Perhaps. I'm as sympathetic as anyone to the idea of listening for hidden as well as overt meanings, and find nothing more satisfying than hearing a subtle undertone, but I also think the quest can be overdone. After all, one can read almost anything into what isn't there, and an author who relies on his audience to do all the interpreting is shirking his share of the work, as well as his prime responsibility.
It would be a good trick, if you're not sure quite what you have to say, not to quite say it and to invite your audience to elicit was it might have been. I'm not saying that this is what Carver does, but it is a suspicion that lingered in my mind after I had read him. It might perhaps be overly cynical to suggest that the emperor's clothes are non-existent. But only perhaps.
Only one of the stories in this collection strays outside the bounds of Carver's familiar territory. This is the final one, "Errand", which describes the last days of Checkhov, factually, before going on to imagine, fictionally, the role of a servant at the hotel in which he died, both in serving him his final bottle of champagne and later in fetching the undertaker.
Carver identified closely with Checkhov, and indeed there are many parallel strands in their two lives. Other influences were Hemingway - inevitably, as the original champion of minimalist prose style and vocabulary - Babel and Pritchett.
Personally, I can appreciate how all this puts him in a highly respectable literary tradition, and I am perfectly ready to agree that he should be viewed in that context - not just as a gifted hick from the sticks. But I don't agree that I'm under any obligation to like him in consequence. After all, I don't much like Checkhov either.
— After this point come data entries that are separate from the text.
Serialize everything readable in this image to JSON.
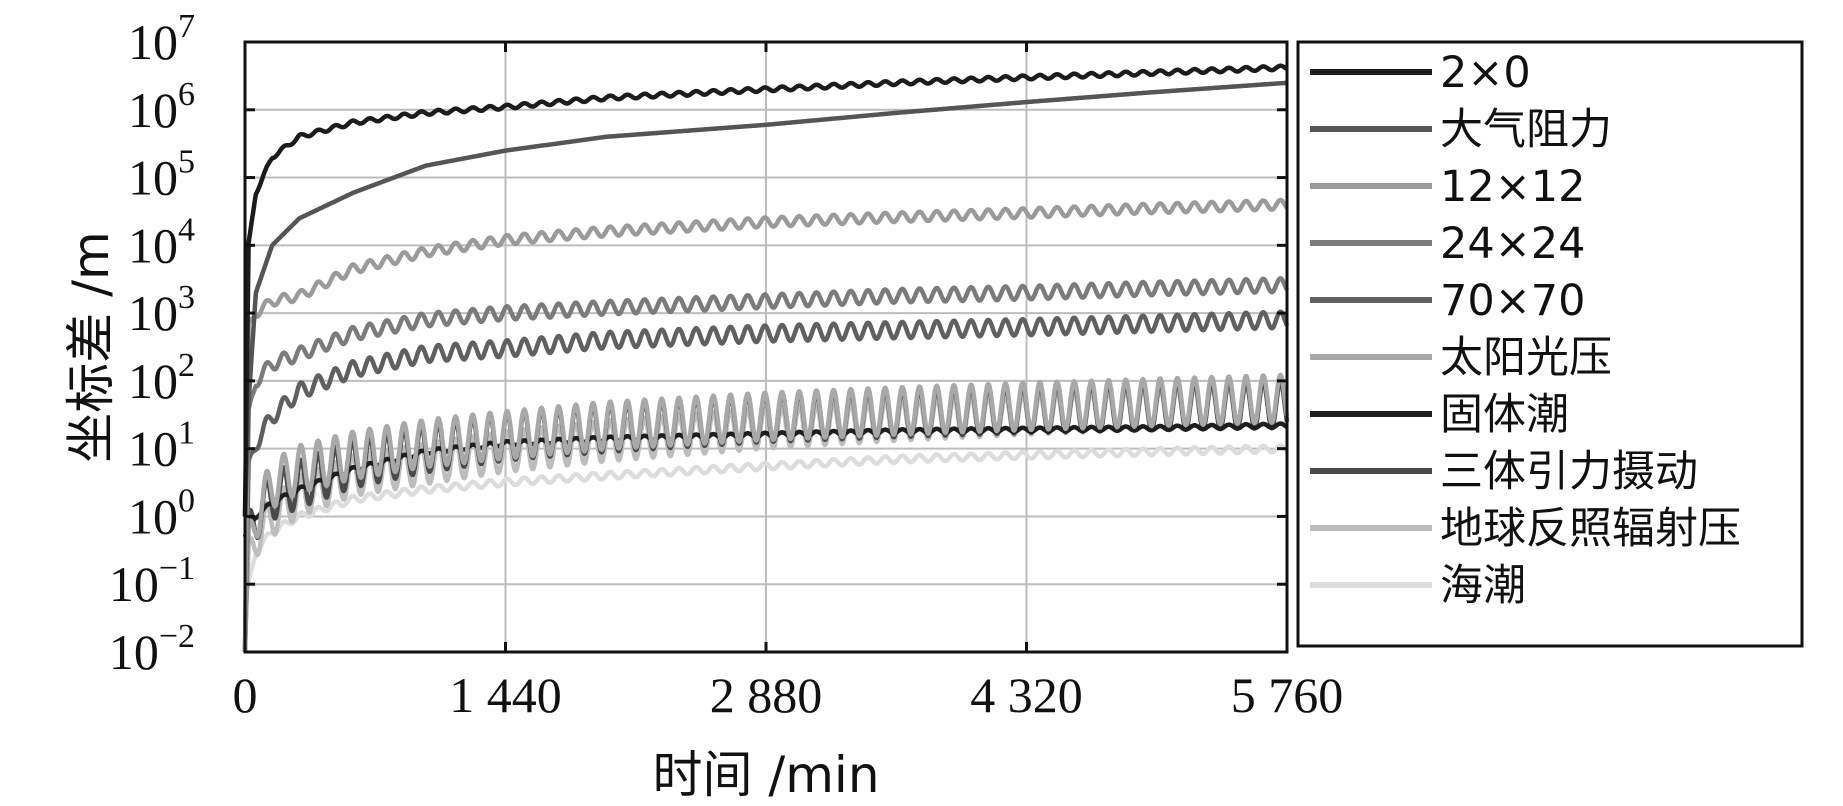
{
  "chart_data": {
    "type": "line",
    "title": "",
    "xlabel": "时间 /min",
    "ylabel": "坐标差 /m",
    "xlim": [
      0,
      5760
    ],
    "xscale": "linear",
    "yscale": "log",
    "ylim_log10": [
      -2,
      7
    ],
    "grid": true,
    "legend_position": "right",
    "x_ticks": [
      {
        "value": 0,
        "label": "0"
      },
      {
        "value": 1440,
        "label": "1 440"
      },
      {
        "value": 2880,
        "label": "2 880"
      },
      {
        "value": 4320,
        "label": "4 320"
      },
      {
        "value": 5760,
        "label": "5 760"
      }
    ],
    "y_ticks": [
      {
        "exp": -2,
        "base": "10",
        "sup": "−2"
      },
      {
        "exp": -1,
        "base": "10",
        "sup": "−1"
      },
      {
        "exp": 0,
        "base": "10",
        "sup": "0"
      },
      {
        "exp": 1,
        "base": "10",
        "sup": "1"
      },
      {
        "exp": 2,
        "base": "10",
        "sup": "2"
      },
      {
        "exp": 3,
        "base": "10",
        "sup": "3"
      },
      {
        "exp": 4,
        "base": "10",
        "sup": "4"
      },
      {
        "exp": 5,
        "base": "10",
        "sup": "5"
      },
      {
        "exp": 6,
        "base": "10",
        "sup": "6"
      },
      {
        "exp": 7,
        "base": "10",
        "sup": "7"
      }
    ],
    "series": [
      {
        "name": "2×0",
        "color": "#1c1c1c",
        "x": [
          0,
          20,
          60,
          150,
          300,
          600,
          1000,
          1440,
          2000,
          2880,
          3600,
          4320,
          5000,
          5760
        ],
        "y": [
          1.0,
          10000,
          60000,
          200000,
          400000,
          650000,
          900000,
          1100000,
          1500000,
          2000000,
          2500000,
          3000000,
          3500000,
          4200000
        ],
        "osc_amp_log": 0.03,
        "osc_period": 95
      },
      {
        "name": "大气阻力",
        "color": "#555555",
        "x": [
          0,
          20,
          60,
          150,
          300,
          600,
          1000,
          1440,
          2000,
          2880,
          3600,
          4320,
          5000,
          5760
        ],
        "y": [
          1.0,
          50,
          2000,
          10000,
          25000,
          60000,
          150000,
          250000,
          400000,
          600000,
          900000,
          1300000,
          1800000,
          2500000
        ],
        "osc_amp_log": 0.0,
        "osc_period": 95
      },
      {
        "name": "12×12",
        "color": "#9a9a9a",
        "x": [
          0,
          20,
          60,
          150,
          300,
          600,
          1000,
          1440,
          2000,
          2880,
          3600,
          4320,
          5000,
          5760
        ],
        "y": [
          0.01,
          600,
          1000,
          1500,
          1800,
          4500,
          8000,
          12000,
          16000,
          22000,
          26000,
          30000,
          35000,
          40000
        ],
        "osc_amp_log": 0.07,
        "osc_period": 95
      },
      {
        "name": "24×24",
        "color": "#7b7b7b",
        "x": [
          0,
          20,
          60,
          150,
          300,
          600,
          1000,
          1440,
          2000,
          2880,
          3600,
          4320,
          5000,
          5760
        ],
        "y": [
          0.01,
          30,
          100,
          180,
          250,
          500,
          800,
          1000,
          1200,
          1500,
          1800,
          2000,
          2300,
          2600
        ],
        "osc_amp_log": 0.1,
        "osc_period": 95
      },
      {
        "name": "70×70",
        "color": "#606060",
        "x": [
          0,
          20,
          60,
          150,
          300,
          600,
          1000,
          1440,
          2000,
          2880,
          3600,
          4320,
          5000,
          5760
        ],
        "y": [
          0.01,
          5,
          12,
          30,
          70,
          150,
          250,
          300,
          400,
          500,
          560,
          620,
          700,
          800
        ],
        "osc_amp_log": 0.12,
        "osc_period": 95
      },
      {
        "name": "太阳光压",
        "color": "#a8a8a8",
        "x": [
          0,
          20,
          60,
          150,
          300,
          600,
          1000,
          1440,
          2000,
          2880,
          3600,
          4320,
          5000,
          5760
        ],
        "y": [
          0.01,
          0.3,
          1,
          3,
          5,
          8,
          12,
          16,
          22,
          30,
          36,
          42,
          48,
          55
        ],
        "osc_amp_log": 0.35,
        "osc_period": 95
      },
      {
        "name": "固体潮",
        "color": "#1e1e1e",
        "x": [
          0,
          20,
          60,
          150,
          300,
          600,
          1000,
          1440,
          2000,
          2880,
          3600,
          4320,
          5000,
          5760
        ],
        "y": [
          0.5,
          0.7,
          1.0,
          1.6,
          2.5,
          5,
          9,
          12,
          14,
          16,
          18,
          19,
          20,
          22
        ],
        "osc_amp_log": 0.03,
        "osc_period": 95
      },
      {
        "name": "三体引力摄动",
        "color": "#4a4a4a",
        "x": [
          0,
          20,
          60,
          150,
          300,
          600,
          1000,
          1440,
          2000,
          2880,
          3600,
          4320,
          5000,
          5760
        ],
        "y": [
          0.01,
          0.5,
          1,
          2,
          3,
          6,
          10,
          15,
          20,
          28,
          33,
          38,
          42,
          45
        ],
        "osc_amp_log": 0.35,
        "osc_period": 95
      },
      {
        "name": "地球反照辐射压",
        "color": "#bdbdbd",
        "x": [
          0,
          20,
          60,
          150,
          300,
          600,
          1000,
          1440,
          2000,
          2880,
          3600,
          4320,
          5000,
          5760
        ],
        "y": [
          0.01,
          0.2,
          0.5,
          1,
          2,
          4,
          6,
          9,
          13,
          20,
          26,
          32,
          38,
          45
        ],
        "osc_amp_log": 0.3,
        "osc_period": 95
      },
      {
        "name": "海潮",
        "color": "#dcdcdc",
        "x": [
          0,
          20,
          60,
          150,
          300,
          600,
          1000,
          1440,
          2000,
          2880,
          3600,
          4320,
          5000,
          5760
        ],
        "y": [
          0.05,
          0.1,
          0.3,
          0.6,
          1,
          1.8,
          2.5,
          3.2,
          4,
          5.5,
          7,
          8,
          9,
          10
        ],
        "osc_amp_log": 0.05,
        "osc_period": 95
      }
    ]
  }
}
In the last resort, I prefer to fall back on a more rudimentary approach when it comes to assessing Carver. I can understand the case for regarding his work as great literature in disguise, but I cannot entirely dismiss the contrary case for regarding it as over-praised and ultimately hollow. Rather than trying to adjudicate between the two cases, I ended up simply asking myself: "Did his stories provide an enjoyable and satisfying read?" To this, my own answer was: "Yes, up to a point."
I admire the unornamented quality of Carver's writing. The stories are readable and ring true. They did, now and then, set me thinking. But I did not find them compelling. I could put them down and I didn't have to turn the next page to find out what was going to happen to the characters. They did not, in other words, pass the prime test of great story telling. Moreover, looking back, I find it difficult to remember, unprompted, the themes of more than about ten or a dozen of the thirty-seven.
I shall probably read more of Carver's work if it comes my way, but I won't go out of my way to look for it. Sorry, son.
"Where I'm Calling From" is published in the UK by The Harvill Press, a division of Random House. ISBN is 1-86046-039-9. Cover price for the paperback (430pp) was, when I last looked, £11.99, but you can of course find it more cheaply if you shop around.